Chlorine or hydrogen peroxide
A similar effect can be achieved with cleaning products containing chlorine or hydrogen peroxide. However, you should only use these products with a respiratory mask and in rooms that can be well ventilated because the vapors are poisonous. They also leave unsightly bleach stains on fabrics, so you should wear protective clothing and protect the furniture. In addition, the substances are bad for the environment. So it remains questionable whether these products should be your remedies of choice – and our expert advises against them (see below).
Tea tree oil
Tea tree oil from the drugstore is also effective against mold. Prepare a mixture of tea tree oil and water (40 milliliters of tea tree oil to one liter of water). One tablespoon of liquid soap in the mixture helps the oil to combine with the water. Use a sponge or spray bottle to apply the mixture to the affected areas. This household remedy is very effective for fighting mold and mold spores but has a very strong odor that takes a few days to fade.
Baking soda mixed with water to form a thick paste is also a proven and inexpensive remedy against mold. Spread it on, leave it to take effect overnight, then wipe it off. Its antibacterial effect is a reliable way to kill mold and its spores. You should be careful with marble tiles, however, as the baking soda attacks the material. Even on stoneware tiles that are not painted and therefore open-pored, it is not advisable to work with baking soda.
Mold is a living being. This means it doesn’t like temperatures below freezing point or intense heat. You can’t exactly put a wall in the freezer overnight, but a hairdryer can be used to combat mold – the hotter, the better. A hot air dryer from the hardware store will be more effective than the small travel hair dryer you have in your drawer. Repeat the treatment regularly and for at least –four to five minutes, even if no new mold is visible in the area.
Minerals and acidic paint
Either a borax solution (from the mineral borax, also known as tincal) or alkaline paint, i.e. paint with a high pH value, will help in the long term. This can be silicate paint, lime paint or mineral paint. However, before you buy a product, make sure that no organic resins are contained in it. These types of resins are often used as binders in emulsion paints; dispersion paint is not suitable for areas prone to mold growth. If the previous coat consisted of dispersion paint, sand down the surface before repainting.
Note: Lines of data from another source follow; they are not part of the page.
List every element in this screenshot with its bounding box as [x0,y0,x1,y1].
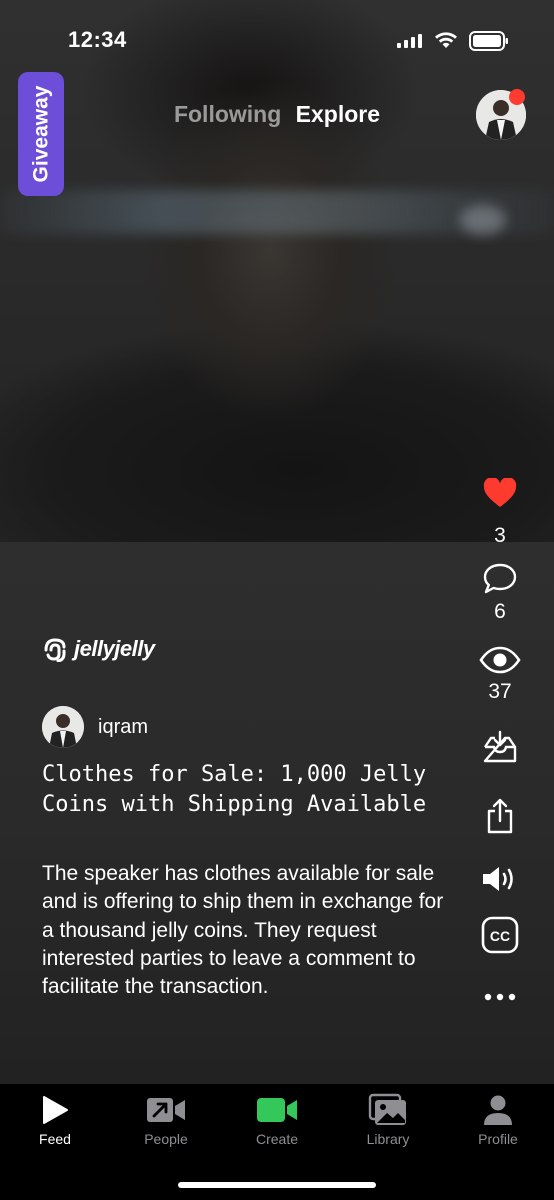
tab-profile[interactable]: Profile [443,1092,553,1147]
save-button[interactable] [468,730,532,764]
author-avatar-photo [42,706,84,748]
eye-icon [479,646,521,674]
comment-bubble-icon [483,563,517,594]
comment-button[interactable] [468,562,532,596]
jelly-logo-icon [44,638,66,662]
post-title: Clothes for Sale: 1,000 Jelly Coins with… [42,762,427,817]
svg-text:CC: CC [490,928,510,944]
feed-screen: 12:34 Giveaway Following Explore 3 6 37 … [0,0,554,1200]
tab-library[interactable]: Library [333,1092,443,1147]
camera-icon [257,1098,297,1122]
download-tray-icon [483,730,517,763]
person-icon [484,1095,512,1125]
share-icon [487,798,513,834]
battery-icon [469,31,508,51]
heart-icon [483,478,517,507]
tab-people[interactable]: People [111,1092,221,1147]
view-count: 37 [488,680,512,703]
play-icon [43,1096,68,1124]
tab-profile-label: Profile [478,1131,518,1147]
post-author[interactable]: iqram [42,706,148,748]
video-frame-top[interactable] [0,0,554,542]
sound-button[interactable] [468,864,532,894]
author-username[interactable]: iqram [98,716,148,739]
like-button[interactable] [468,478,532,508]
tab-people-label: People [144,1131,188,1147]
views-indicator [468,646,532,674]
brand-name: jellyjelly [74,636,155,661]
closed-captions-icon: CC [481,916,519,954]
cellular-signal-icon [397,34,422,48]
ellipsis-icon [484,993,516,1001]
share-button[interactable] [468,798,532,834]
giveaway-button[interactable]: Giveaway [18,72,64,196]
wifi-icon [435,32,457,48]
feed-tabs: Following Explore [0,101,554,128]
home-indicator[interactable] [178,1182,376,1188]
library-icon [368,1093,406,1125]
tab-library-label: Library [366,1131,410,1147]
tab-following[interactable]: Following [174,101,281,127]
speaker-volume-icon [483,867,513,891]
lens-glare-spot [460,205,506,235]
tab-feed-label: Feed [39,1131,71,1147]
tab-feed[interactable]: Feed [0,1092,110,1147]
author-avatar[interactable] [42,706,84,748]
brand-logo: jellyjelly [42,636,155,662]
like-count: 3 [494,524,506,547]
status-time: 12:34 [68,27,127,52]
people-video-icon [147,1098,185,1122]
tab-explore[interactable]: Explore [296,101,380,127]
comment-count: 6 [494,600,506,623]
tab-create[interactable]: Create [222,1092,332,1147]
more-options-button[interactable] [468,992,532,1002]
captions-button[interactable]: CC [468,916,532,954]
tab-create-label: Create [255,1131,299,1147]
post-description: The speaker has clothes available for sa… [42,862,444,999]
notification-dot [509,89,525,105]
Elian Bertschi is deputy managing director of Dobler Bautenschutz, a company specialized in mold protection. The director of the company, Franz Dobler, is a court-approved mold expert.
How common is mold in Swiss houses and apartments?
“Common. Very common.”
What are the most frequent causes?
“Buildings are often built too fast, which means that the materials are unable to dry out properly. However, subsequent water damage and incorrect furnishing are also quite often to blame – for example if people place large pieces of furniture too close to outside walls.”
Is there a general rule about how much mold you can treat yourself before you should call in a professional?
“I would say: up to the palm of one hand.”
What is your preferred method for smaller areas like this?
“High-proof ethanol. Many people use bleach (i.e. chlorine, editor’s note) – and are not aware that in doing so, they are bringing more poison into their apartment or house.”